All told, it’s very refreshing to see this new wave making proper landfall in the UK, with Pete’s calculated move from all-digital (with his previous ESF monthly ezine) to the mix of high-quality print and light-touch digital that is Fly Culture. And even more so, of course, because Pete kindly offered some space to Paul Gaskell and me to write about our part in the Wild Trout Trust’s Trout in the Town project, which we submitted under the headline Trout on the Train, and took a trip to Manchester’s River Tame to take photos and gather inspiration:

Bath, Bristol Parkway, Birmingham, Stafford, Stoke-on-Trent, Manchester Piccadilly … from the old milling town of Frome in Somerset, the stations pass one by one. Wedged into a corner, cuddling an early-morning coffee with one hand and texting progress updates to Paul with the other, I’ve plenty of time to watch the carriages fill and empty with other passengers, all following the tracks of their own lives, none of them noticing the bloke among them with fishing rod and full wading kit, who’s happily heading for a destination that’s very different from anywhere else he might have ended up…

This is a high-end magazine that’s clearly designed for maximum visual and tactile impact, with rich photography and thick, matte-printed paper stock.
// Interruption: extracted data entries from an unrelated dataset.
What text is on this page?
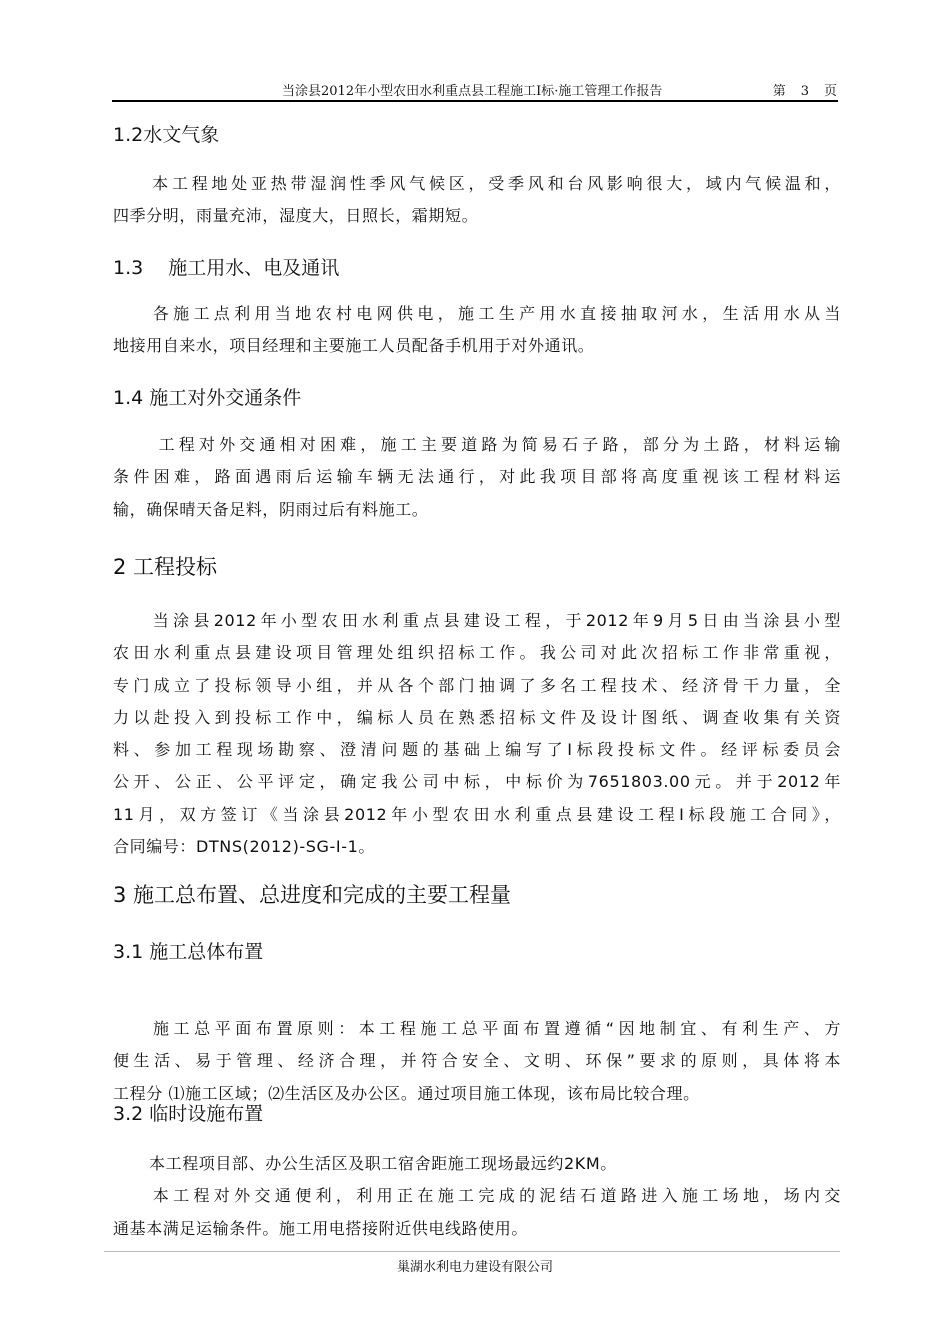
当涂县2012年小型农田水利重点县工程施工Ⅰ标·施工管理工作报告	第　3　页
1.2水文气象
本工程地处亚热带湿润性季风气候区，受季风和台风影响很大，域内气候温和，
四季分明，雨量充沛，湿度大，日照长，霜期短。
1.3　 施工用水、电及通讯
各施工点利用当地农村电网供电，施工生产用水直接抽取河水，生活用水从当
地接用自来水，项目经理和主要施工人员配备手机用于对外通讯。
1.4 施工对外交通条件
工程对外交通相对困难，施工主要道路为简易石子路，部分为土路，材料运输
条件困难，路面遇雨后运输车辆无法通行，对此我项目部将高度重视该工程材料运
输，确保晴天备足料，阴雨过后有料施工。
2 工程投标
当涂县2012年小型农田水利重点县建设工程，于2012年9月5日由当涂县小型
农田水利重点县建设项目管理处组织招标工作。我公司对此次招标工作非常重视，
专门成立了投标领导小组，并从各个部门抽调了多名工程技术、经济骨干力量，全
力以赴投入到投标工作中，编标人员在熟悉招标文件及设计图纸、调查收集有关资
料、参加工程现场勘察、澄清问题的基础上编写了Ⅰ标段投标文件。经评标委员会
公开、公正、公平评定，确定我公司中标，中标价为7651803.00元。并于2012年
11月，双方签订《当涂县2012年小型农田水利重点县建设工程Ⅰ标段施工合同》，
合同编号：DTNS(2012)-SG-Ⅰ-1。
3 施工总布置、总进度和完成的主要工程量
3.1 施工总体布置
施工总平面布置原则：本工程施工总平面布置遵循“因地制宜、有利生产、方
便生活、易于管理、经济合理，并符合安全、文明、环保”要求的原则，具体将本
工程分 ⑴施工区域；⑵生活区及办公区。通过项目施工体现，该布局比较合理。
3.2 临时设施布置
本工程项目部、办公生活区及职工宿舍距施工现场最远约2KM。
本工程对外交通便利，利用正在施工完成的泥结石道路进入施工场地，场内交
通基本满足运输条件。施工用电搭接附近供电线路使用。
巢湖水利电力建设有限公司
Besides Pete himself, the project also involves Jim Beeson (formerly of Trout & Salmon magazine) and Brett O’Connor (Orvis guide, and creative director of VCCP ad agency) so it’ll be fascinating to see where this experienced and obviously fly-fishing mad team take it in future issues.

Fly Culture is currently available to buy online or by subscription only, and I’d strongly encourage you to get over to the website and put your money down today.

As the strapline says: This is our life, this is Fly Culture. What’s not to love about that?